PRIDE Program Specialist at ARC Alejandra Garcia has known Gonzalez-Miranda for a few years, and visited Gonzalez-Miranda while he was in detainment. Garcia said that the experience of visiting their friend at the Yuba County Jail was a shocking one.

“You walk in and you see all the other families, families of color, waiting to see their loved ones,” Garcia said. “When I went to see Miguel, he had to sit behind a window. I couldn’t even shake his hand or give him a hug.”

Garcia said that they could feel dreadful energy by just walking in the detention center.

“The energy that you could feel in that place, the pain, the sorrow, it was very strong,” Garcia said. “[These are people] who are doing a very human thing: migrating.”

Garcia said they believe that the way immigrants are being treated today is a contradiction to what this country was built on. 

“When you think about the things that immigrants go through today, how people are rounded up and torn away from their families, it just seems to counter to the narrative that [the United States] is supposed to be a place made up of people who have migrated from all over the planet,” Garcia said. 

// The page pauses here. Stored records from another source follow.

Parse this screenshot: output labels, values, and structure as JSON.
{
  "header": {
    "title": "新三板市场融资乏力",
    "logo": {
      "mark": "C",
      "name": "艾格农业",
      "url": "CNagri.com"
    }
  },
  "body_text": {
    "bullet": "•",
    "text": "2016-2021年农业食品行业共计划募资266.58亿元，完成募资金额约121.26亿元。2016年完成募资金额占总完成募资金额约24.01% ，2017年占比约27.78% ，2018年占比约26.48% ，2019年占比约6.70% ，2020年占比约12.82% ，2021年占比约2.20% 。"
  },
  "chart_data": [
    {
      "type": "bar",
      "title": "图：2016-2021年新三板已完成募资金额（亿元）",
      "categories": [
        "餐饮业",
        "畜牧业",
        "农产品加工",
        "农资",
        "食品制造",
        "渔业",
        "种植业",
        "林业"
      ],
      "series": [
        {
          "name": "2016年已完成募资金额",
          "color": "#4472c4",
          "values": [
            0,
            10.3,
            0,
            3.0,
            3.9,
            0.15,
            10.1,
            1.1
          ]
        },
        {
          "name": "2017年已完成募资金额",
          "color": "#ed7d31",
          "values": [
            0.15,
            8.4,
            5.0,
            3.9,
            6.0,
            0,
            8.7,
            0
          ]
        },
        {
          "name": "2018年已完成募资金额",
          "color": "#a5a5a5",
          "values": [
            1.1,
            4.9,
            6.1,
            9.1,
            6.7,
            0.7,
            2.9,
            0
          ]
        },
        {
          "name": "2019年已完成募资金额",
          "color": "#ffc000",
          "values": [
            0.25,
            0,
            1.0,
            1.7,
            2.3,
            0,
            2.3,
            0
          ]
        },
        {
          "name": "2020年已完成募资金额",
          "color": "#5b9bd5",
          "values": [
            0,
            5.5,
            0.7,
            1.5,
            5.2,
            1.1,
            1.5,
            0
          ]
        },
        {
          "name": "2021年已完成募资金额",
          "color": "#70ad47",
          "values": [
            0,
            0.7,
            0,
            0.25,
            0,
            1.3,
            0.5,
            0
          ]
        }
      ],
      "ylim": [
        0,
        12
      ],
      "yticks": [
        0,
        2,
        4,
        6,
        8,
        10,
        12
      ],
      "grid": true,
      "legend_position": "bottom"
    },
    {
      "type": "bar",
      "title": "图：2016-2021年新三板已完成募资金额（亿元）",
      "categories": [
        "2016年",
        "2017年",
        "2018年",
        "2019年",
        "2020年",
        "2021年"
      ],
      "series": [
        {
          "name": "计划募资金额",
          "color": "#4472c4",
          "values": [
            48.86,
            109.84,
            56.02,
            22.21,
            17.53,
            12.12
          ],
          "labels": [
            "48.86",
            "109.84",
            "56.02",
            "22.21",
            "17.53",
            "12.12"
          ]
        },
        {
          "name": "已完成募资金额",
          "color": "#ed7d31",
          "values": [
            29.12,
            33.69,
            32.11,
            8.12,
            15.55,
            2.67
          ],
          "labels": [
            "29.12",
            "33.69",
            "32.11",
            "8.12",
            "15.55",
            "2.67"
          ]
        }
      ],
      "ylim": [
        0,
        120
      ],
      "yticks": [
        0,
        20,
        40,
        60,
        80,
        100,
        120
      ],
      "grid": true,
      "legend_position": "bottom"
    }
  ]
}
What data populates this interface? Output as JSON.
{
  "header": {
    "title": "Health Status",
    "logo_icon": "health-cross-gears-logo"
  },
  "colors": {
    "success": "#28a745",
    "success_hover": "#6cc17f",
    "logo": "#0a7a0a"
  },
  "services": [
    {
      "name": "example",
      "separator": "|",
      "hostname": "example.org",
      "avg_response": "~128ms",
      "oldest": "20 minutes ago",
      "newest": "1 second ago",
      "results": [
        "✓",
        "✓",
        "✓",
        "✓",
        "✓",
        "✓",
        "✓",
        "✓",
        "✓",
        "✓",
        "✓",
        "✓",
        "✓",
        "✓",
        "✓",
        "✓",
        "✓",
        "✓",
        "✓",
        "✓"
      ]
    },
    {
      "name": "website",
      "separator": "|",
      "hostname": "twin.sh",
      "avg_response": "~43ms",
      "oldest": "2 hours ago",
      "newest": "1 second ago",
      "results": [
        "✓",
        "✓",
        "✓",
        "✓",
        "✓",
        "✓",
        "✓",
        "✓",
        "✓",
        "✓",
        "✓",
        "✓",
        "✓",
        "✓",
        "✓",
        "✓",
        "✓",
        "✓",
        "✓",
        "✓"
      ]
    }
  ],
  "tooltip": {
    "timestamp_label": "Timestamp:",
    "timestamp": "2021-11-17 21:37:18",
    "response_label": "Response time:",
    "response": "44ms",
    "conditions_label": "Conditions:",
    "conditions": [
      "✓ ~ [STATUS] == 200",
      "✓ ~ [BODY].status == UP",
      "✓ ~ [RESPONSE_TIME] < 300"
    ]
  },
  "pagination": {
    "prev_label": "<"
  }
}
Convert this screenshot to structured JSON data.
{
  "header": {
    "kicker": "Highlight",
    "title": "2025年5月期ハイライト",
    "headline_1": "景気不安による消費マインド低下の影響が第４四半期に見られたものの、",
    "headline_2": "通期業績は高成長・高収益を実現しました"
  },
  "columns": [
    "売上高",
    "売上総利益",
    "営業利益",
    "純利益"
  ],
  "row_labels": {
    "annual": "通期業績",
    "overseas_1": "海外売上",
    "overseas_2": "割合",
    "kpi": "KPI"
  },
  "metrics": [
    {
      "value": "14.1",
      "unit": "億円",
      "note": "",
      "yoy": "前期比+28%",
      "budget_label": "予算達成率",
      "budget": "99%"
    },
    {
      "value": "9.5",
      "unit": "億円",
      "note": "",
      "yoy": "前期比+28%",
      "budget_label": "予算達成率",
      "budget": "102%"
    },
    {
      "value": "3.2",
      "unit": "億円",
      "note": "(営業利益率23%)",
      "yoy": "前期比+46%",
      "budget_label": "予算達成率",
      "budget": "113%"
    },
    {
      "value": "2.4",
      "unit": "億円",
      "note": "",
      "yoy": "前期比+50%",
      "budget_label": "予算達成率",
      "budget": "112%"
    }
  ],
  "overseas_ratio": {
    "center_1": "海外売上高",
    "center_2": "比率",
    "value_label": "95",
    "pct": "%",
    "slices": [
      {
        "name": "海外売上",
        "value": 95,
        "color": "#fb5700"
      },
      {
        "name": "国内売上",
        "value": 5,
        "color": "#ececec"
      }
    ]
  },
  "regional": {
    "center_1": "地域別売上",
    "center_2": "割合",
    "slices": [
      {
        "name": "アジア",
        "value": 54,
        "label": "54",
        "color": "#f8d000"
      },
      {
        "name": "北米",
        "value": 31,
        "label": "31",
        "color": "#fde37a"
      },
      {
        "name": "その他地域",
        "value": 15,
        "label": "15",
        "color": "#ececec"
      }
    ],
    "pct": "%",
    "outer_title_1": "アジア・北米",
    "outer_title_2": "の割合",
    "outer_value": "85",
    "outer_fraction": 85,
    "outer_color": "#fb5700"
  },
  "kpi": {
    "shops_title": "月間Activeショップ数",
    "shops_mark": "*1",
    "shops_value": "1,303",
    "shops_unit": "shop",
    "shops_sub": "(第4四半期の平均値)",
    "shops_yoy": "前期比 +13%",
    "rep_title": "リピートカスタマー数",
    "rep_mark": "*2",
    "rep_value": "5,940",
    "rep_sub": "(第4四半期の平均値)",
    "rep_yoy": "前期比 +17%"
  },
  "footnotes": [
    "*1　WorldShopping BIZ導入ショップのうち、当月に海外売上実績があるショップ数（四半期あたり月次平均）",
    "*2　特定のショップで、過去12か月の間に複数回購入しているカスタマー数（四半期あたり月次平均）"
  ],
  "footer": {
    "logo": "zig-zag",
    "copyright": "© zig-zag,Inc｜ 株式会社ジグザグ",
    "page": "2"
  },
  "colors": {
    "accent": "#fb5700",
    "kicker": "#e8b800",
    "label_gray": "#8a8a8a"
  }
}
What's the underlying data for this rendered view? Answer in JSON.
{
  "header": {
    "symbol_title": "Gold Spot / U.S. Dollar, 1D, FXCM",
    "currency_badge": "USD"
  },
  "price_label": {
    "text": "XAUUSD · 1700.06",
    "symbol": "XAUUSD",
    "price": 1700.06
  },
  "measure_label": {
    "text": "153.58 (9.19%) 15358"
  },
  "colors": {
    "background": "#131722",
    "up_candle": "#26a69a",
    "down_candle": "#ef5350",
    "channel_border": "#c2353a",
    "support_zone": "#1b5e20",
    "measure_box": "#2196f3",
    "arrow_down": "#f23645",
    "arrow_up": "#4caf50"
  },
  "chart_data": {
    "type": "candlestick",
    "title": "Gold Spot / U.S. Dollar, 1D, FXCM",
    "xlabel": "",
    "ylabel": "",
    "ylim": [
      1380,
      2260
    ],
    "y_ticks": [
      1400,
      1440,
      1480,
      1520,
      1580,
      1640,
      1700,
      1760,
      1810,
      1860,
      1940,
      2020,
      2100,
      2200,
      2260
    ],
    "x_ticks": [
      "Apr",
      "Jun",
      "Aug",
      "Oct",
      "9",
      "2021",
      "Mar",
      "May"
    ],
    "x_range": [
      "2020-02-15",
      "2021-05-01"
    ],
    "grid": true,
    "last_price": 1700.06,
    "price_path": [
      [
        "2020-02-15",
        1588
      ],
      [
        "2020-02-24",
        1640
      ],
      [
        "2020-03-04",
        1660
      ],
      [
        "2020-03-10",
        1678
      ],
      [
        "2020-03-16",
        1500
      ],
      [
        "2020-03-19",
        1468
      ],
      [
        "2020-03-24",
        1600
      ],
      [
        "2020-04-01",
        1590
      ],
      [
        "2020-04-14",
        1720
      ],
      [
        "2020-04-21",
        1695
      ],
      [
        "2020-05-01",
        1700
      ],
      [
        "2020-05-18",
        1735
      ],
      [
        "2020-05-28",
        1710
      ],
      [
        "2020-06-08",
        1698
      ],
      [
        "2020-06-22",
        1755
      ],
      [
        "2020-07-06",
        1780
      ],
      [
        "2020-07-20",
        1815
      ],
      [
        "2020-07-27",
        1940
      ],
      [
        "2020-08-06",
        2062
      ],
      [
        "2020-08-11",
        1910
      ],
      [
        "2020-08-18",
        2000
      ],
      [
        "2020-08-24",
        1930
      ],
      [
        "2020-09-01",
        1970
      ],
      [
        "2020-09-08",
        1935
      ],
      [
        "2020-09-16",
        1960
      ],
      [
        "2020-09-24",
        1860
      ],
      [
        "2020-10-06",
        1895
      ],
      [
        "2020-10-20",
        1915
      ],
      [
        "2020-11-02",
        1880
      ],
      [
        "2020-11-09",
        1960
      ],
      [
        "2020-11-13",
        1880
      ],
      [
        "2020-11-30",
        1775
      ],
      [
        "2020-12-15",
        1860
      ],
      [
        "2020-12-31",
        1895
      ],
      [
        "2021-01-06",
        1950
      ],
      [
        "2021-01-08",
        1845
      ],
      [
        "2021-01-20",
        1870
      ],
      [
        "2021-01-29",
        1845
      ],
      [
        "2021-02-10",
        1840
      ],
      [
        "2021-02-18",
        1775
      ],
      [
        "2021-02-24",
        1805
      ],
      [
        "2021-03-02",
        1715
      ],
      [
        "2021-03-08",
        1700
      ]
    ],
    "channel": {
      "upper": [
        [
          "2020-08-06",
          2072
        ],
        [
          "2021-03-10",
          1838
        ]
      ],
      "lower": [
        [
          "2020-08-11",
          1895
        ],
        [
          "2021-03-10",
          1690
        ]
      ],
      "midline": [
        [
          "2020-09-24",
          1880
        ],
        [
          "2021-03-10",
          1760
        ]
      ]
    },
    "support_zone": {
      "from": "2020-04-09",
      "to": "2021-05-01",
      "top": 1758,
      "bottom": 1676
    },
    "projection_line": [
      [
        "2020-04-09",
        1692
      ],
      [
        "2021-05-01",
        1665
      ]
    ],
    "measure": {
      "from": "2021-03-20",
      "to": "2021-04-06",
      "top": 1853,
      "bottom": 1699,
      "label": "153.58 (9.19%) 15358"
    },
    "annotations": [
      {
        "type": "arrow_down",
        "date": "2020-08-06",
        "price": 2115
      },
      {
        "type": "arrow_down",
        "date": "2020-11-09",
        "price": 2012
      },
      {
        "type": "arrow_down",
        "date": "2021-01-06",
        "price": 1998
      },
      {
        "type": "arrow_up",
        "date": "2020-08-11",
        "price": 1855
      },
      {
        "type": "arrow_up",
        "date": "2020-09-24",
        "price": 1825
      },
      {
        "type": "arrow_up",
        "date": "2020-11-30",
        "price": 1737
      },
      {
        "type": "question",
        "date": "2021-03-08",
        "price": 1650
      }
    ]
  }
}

But while Garcia could see the pain in their friend’s eyes when seeing him behind the glass and talking to him through the phone, Gonzalez-Miranda has managed to make the best of such a traumatic experience. He said he used his time at Yuba County Jail as inspiration for his future artwork.

“Just being [at the detention center] allows for a little introspection, time to reflect on yourself, etc.,” Gonzalez-Miranda said. “It’s not something that I would have liked to have been a part of, but in some ways it served a purpose and allowed a space for reflection and give me a chance to work on things that I wouldn’t have been able to do. That aspect created a lot of ideas.”

Garcia and Gonzalez-Miranda have both been active with extracurricular activities on campus and have known each other for a few years. Garcia said the way Gonzalez-Miranda used his time at Yuba County to inspire his art and himself accurately represents the person that they have known for all those years.

“When I went visited him and made eye contact with him for the first time, he smiled and waved,” Garcia said. “His energy was still the same Miguel that I’ve always known and I feel like that’s very much a testament to the resiliency and the power of his spirit.”